Abstract of the project:
Based on a newly discovered phenomenon in solid-state structures by the Project team - a magnetically controlled surface current in solid-state structures, which is a linear and odd function of the supply and magnetic field, a new non-destructive method for Surface characterization is proposed. This current, apart from providing a novel consistent interpretation of the classical Hall effect, is highly sensitive to the boundary conditions. Its behaviour is related with the defects, dislocations, dopant states, deformations and so on, available there. This exceptionally important peculiarity of the new effect provides to examination the properties of the crystal structures surface, such as, semiconductor ones. The preliminary results with silicon samples show that deformations change in a specific way the magnetically controlled current. The identification of the surface state will be performed using the individual peculiarities of the dependence of the surface current on the magnetic field, stored in an experimental database. The new method consists in the measurement of the surface current in the structures by two ohmic contacts, located on the investigated substrate plane. The individual boundary regions will be scanned by shifting of these probes along this surface, and information about the adequateness of the relevant silicon wafer used for micro- and nano-technology processes will be obtained. The implementation of the novel non-destructive approach will provide to overcome a significant part of the drawbacks of the similar methods used so far, such as high temperature, preliminary information about surface electrons and holes mobility, data about the „quick” and „slow” states, use of model coefficients in the final result and more. The suggested approach provides the possibility for experimental investigation of surfaces with previously unknown properties, which is one of its key advantages. The simplicity of the circuitry and the clear theoretical background of the new method warrant its wide research and industrial applicability.

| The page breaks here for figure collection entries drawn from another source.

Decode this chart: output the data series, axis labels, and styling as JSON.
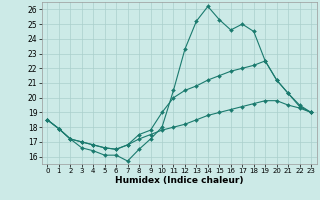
{
  "xlabel": "Humidex (Indice chaleur)",
  "background_color": "#cceae7",
  "grid_color": "#aacfcc",
  "line_color": "#1a7a6e",
  "xlim": [
    -0.5,
    23.5
  ],
  "ylim": [
    15.5,
    26.5
  ],
  "yticks": [
    16,
    17,
    18,
    19,
    20,
    21,
    22,
    23,
    24,
    25,
    26
  ],
  "xticks": [
    0,
    1,
    2,
    3,
    4,
    5,
    6,
    7,
    8,
    9,
    10,
    11,
    12,
    13,
    14,
    15,
    16,
    17,
    18,
    19,
    20,
    21,
    22,
    23
  ],
  "series": [
    {
      "x": [
        0,
        1,
        2,
        3,
        4,
        5,
        6,
        7,
        8,
        9,
        10,
        11,
        12,
        13,
        14,
        15,
        16,
        17,
        18,
        19,
        20,
        21,
        22,
        23
      ],
      "y": [
        18.5,
        17.9,
        17.2,
        16.6,
        16.4,
        16.1,
        16.1,
        15.7,
        16.5,
        17.2,
        18.0,
        20.5,
        23.3,
        25.2,
        26.2,
        25.3,
        24.6,
        25.0,
        24.5,
        22.5,
        21.2,
        20.3,
        19.4,
        19.0
      ]
    },
    {
      "x": [
        0,
        1,
        2,
        3,
        4,
        5,
        6,
        7,
        8,
        9,
        10,
        11,
        12,
        13,
        14,
        15,
        16,
        17,
        18,
        19,
        20,
        21,
        22,
        23
      ],
      "y": [
        18.5,
        17.9,
        17.2,
        17.0,
        16.8,
        16.6,
        16.5,
        16.8,
        17.5,
        17.8,
        19.0,
        20.0,
        20.5,
        20.8,
        21.2,
        21.5,
        21.8,
        22.0,
        22.2,
        22.5,
        21.2,
        20.3,
        19.5,
        19.0
      ]
    },
    {
      "x": [
        0,
        1,
        2,
        3,
        4,
        5,
        6,
        7,
        8,
        9,
        10,
        11,
        12,
        13,
        14,
        15,
        16,
        17,
        18,
        19,
        20,
        21,
        22,
        23
      ],
      "y": [
        18.5,
        17.9,
        17.2,
        17.0,
        16.8,
        16.6,
        16.5,
        16.8,
        17.2,
        17.5,
        17.8,
        18.0,
        18.2,
        18.5,
        18.8,
        19.0,
        19.2,
        19.4,
        19.6,
        19.8,
        19.8,
        19.5,
        19.3,
        19.0
      ]
    }
  ]
}
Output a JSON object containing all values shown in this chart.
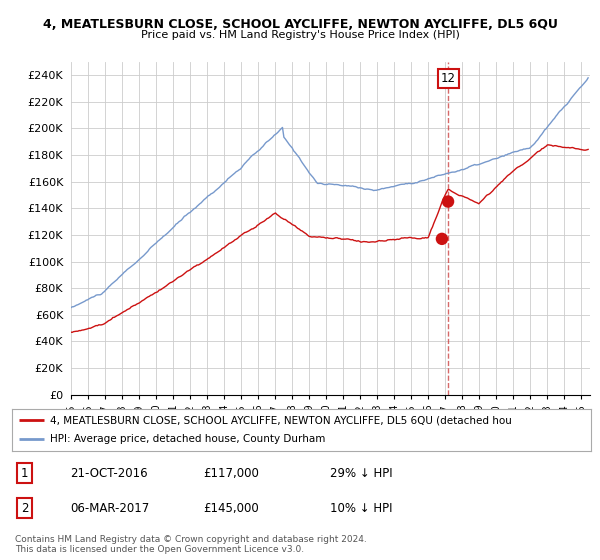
{
  "title1": "4, MEATLESBURN CLOSE, SCHOOL AYCLIFFE, NEWTON AYCLIFFE, DL5 6QU",
  "title2": "Price paid vs. HM Land Registry's House Price Index (HPI)",
  "ylabel_ticks": [
    "£0",
    "£20K",
    "£40K",
    "£60K",
    "£80K",
    "£100K",
    "£120K",
    "£140K",
    "£160K",
    "£180K",
    "£200K",
    "£220K",
    "£240K"
  ],
  "ytick_values": [
    0,
    20000,
    40000,
    60000,
    80000,
    100000,
    120000,
    140000,
    160000,
    180000,
    200000,
    220000,
    240000
  ],
  "ylim": [
    0,
    250000
  ],
  "xlim_start": 1995.0,
  "xlim_end": 2025.5,
  "hpi_color": "#7799cc",
  "price_color": "#cc1111",
  "vline_color": "#cc4444",
  "point1_date": 2016.81,
  "point1_price": 117000,
  "point2_date": 2017.17,
  "point2_price": 145000,
  "legend_label1": "4, MEATLESBURN CLOSE, SCHOOL AYCLIFFE, NEWTON AYCLIFFE, DL5 6QU (detached hou",
  "legend_label2": "HPI: Average price, detached house, County Durham",
  "table_row1_num": "1",
  "table_row1_date": "21-OCT-2016",
  "table_row1_price": "£117,000",
  "table_row1_hpi": "29% ↓ HPI",
  "table_row2_num": "2",
  "table_row2_date": "06-MAR-2017",
  "table_row2_price": "£145,000",
  "table_row2_hpi": "10% ↓ HPI",
  "footnote": "Contains HM Land Registry data © Crown copyright and database right 2024.\nThis data is licensed under the Open Government Licence v3.0.",
  "annotation_label": "12",
  "background_color": "#ffffff",
  "grid_color": "#cccccc"
}
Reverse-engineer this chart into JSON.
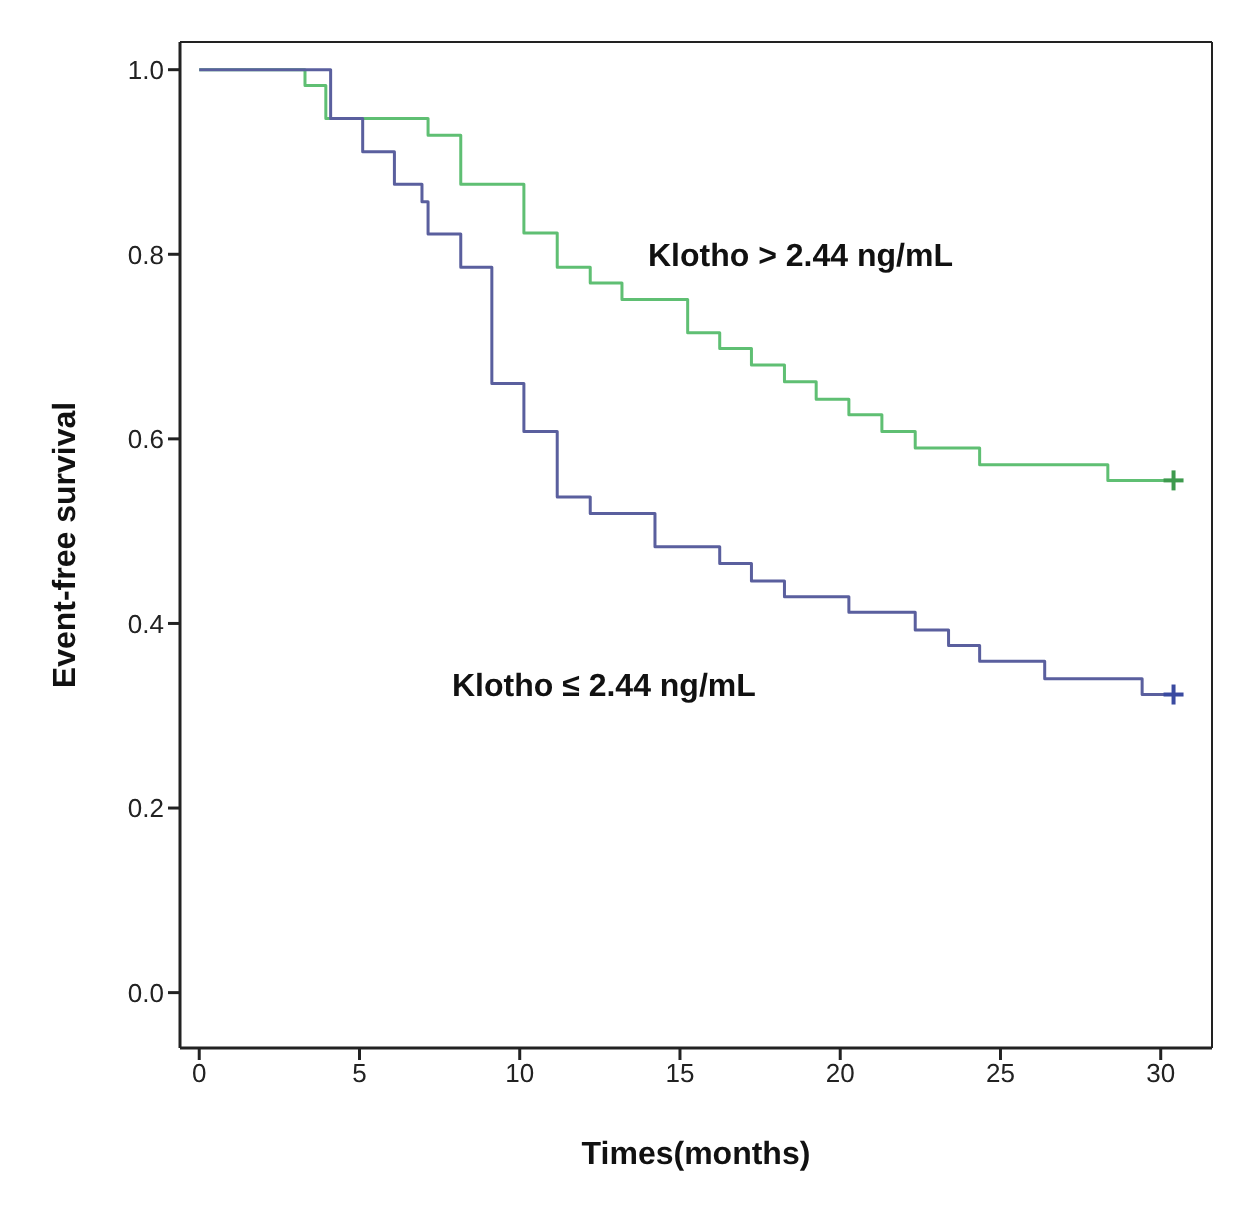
{
  "chart_data": {
    "type": "step",
    "xlabel": "Times(months)",
    "ylabel": "Event-free survival",
    "xlim": [
      -0.6,
      31.6
    ],
    "ylim": [
      -0.06,
      1.03
    ],
    "xticks": [
      0,
      5,
      10,
      15,
      20,
      25,
      30
    ],
    "yticks": [
      {
        "value": 0,
        "label": "0.0"
      },
      {
        "value": 0.2,
        "label": "0.2"
      },
      {
        "value": 0.4,
        "label": "0.4"
      },
      {
        "value": 0.6,
        "label": "0.6"
      },
      {
        "value": 0.8,
        "label": "0.8"
      },
      {
        "value": 1,
        "label": "1.0"
      }
    ],
    "grid": false,
    "marker": "none",
    "line_style": "solid",
    "series": [
      {
        "color": "#5fbf73",
        "x": [
          0,
          3.3,
          3.95,
          7.14,
          8.16,
          10.13,
          11.17,
          12.2,
          13.19,
          15.24,
          16.24,
          17.23,
          18.26,
          19.25,
          20.27,
          21.3,
          22.34,
          24.35,
          28.35,
          30.4
        ],
        "values": [
          1,
          0.983,
          0.947,
          0.929,
          0.876,
          0.823,
          0.786,
          0.769,
          0.751,
          0.715,
          0.698,
          0.68,
          0.662,
          0.643,
          0.626,
          0.608,
          0.59,
          0.572,
          0.555,
          0.555
        ]
      },
      {
        "color": "#5a5f9e",
        "x": [
          0,
          4.1,
          5.1,
          6.09,
          6.95,
          7.14,
          8.16,
          9.13,
          10.13,
          11.17,
          12.2,
          14.22,
          16.24,
          17.23,
          18.26,
          20.27,
          22.34,
          23.38,
          24.35,
          26.38,
          29.42,
          30.4
        ],
        "values": [
          1,
          0.947,
          0.911,
          0.876,
          0.857,
          0.822,
          0.786,
          0.66,
          0.608,
          0.537,
          0.519,
          0.483,
          0.465,
          0.446,
          0.429,
          0.412,
          0.393,
          0.376,
          0.359,
          0.34,
          0.323,
          0.323
        ]
      },
      {
        "type": "scatter",
        "marker": "cross",
        "color": "#3e9a4e",
        "x": [
          30.4
        ],
        "values": [
          0.555
        ]
      },
      {
        "type": "scatter",
        "marker": "cross",
        "color": "#3a4aa0",
        "x": [
          30.4
        ],
        "values": [
          0.323
        ]
      }
    ],
    "annotations": [
      "Klotho > 2.44 ng/mL",
      "Klotho ≤ 2.44 ng/mL"
    ]
  }
}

Project objectives and hypotheses
The objective of the project is to propose a new, applicable mainly in the semiconductor structures for surface investigation of solid-state structures in wide temperature range, which is based on the strong sensitivity of the magnetically controlled surface current generated by the state of this surface. This objective is also aimed at establishment and future development of the scientific capacity of the Institute of Systems Engineering and Robotics – BAS, in such perspective fields like sensorics, microsystems, and nano-science through implementation of the tasks specified under the Project. The scientific hypothesis is: Scientific and experimental implementation of a new original and innovative non-destructive method, applicable in micro- and nano- technology, for surface investigation of solid-state structures by magnetically controlled surface current within a wide temperature range. This approach will provide to overcome a material part of the problems and drawbacks of the used methods. The simplicity of the experimental setting and the clear theoretical background of the suggested innovation justify its realism and warrant a wide applicability and potential in Surface science. The proposed method provides the possibility for experimental investigation of surfaces with previously unknown properties, which is one of its key advantages. The above described magnetically controlled surface current will be in the basis of an original and innovative non-destructive method for surface investigation, which is expected to have indisputable advantages, and will be an important practical applicability.
Research methodology and techniques
The research methods, associated with this project, are based on the interaction of magnetic field with the kinetics of charge carriers, located in near-surface areas of semiconductor structures. The electrical, galvanomagnetic and temperature studies of magnetically-controlled surface current are key to achieving the goals of the project. The used techniques will include magnetic measurements by electromagnet with adjustable induction up to 3T and water cooling, as well as precision measuring tools and instruments for current, voltage, impedance, frequency and temperature. As a determining parameter, the magnetic field will be measured by three-component magnetic probe. The temperature experiments will be carried out by means of a cryostat with adjustable temperature ranging from -200 ° C to + 100 ° C. As coolant, liquefied nitrogen will be used.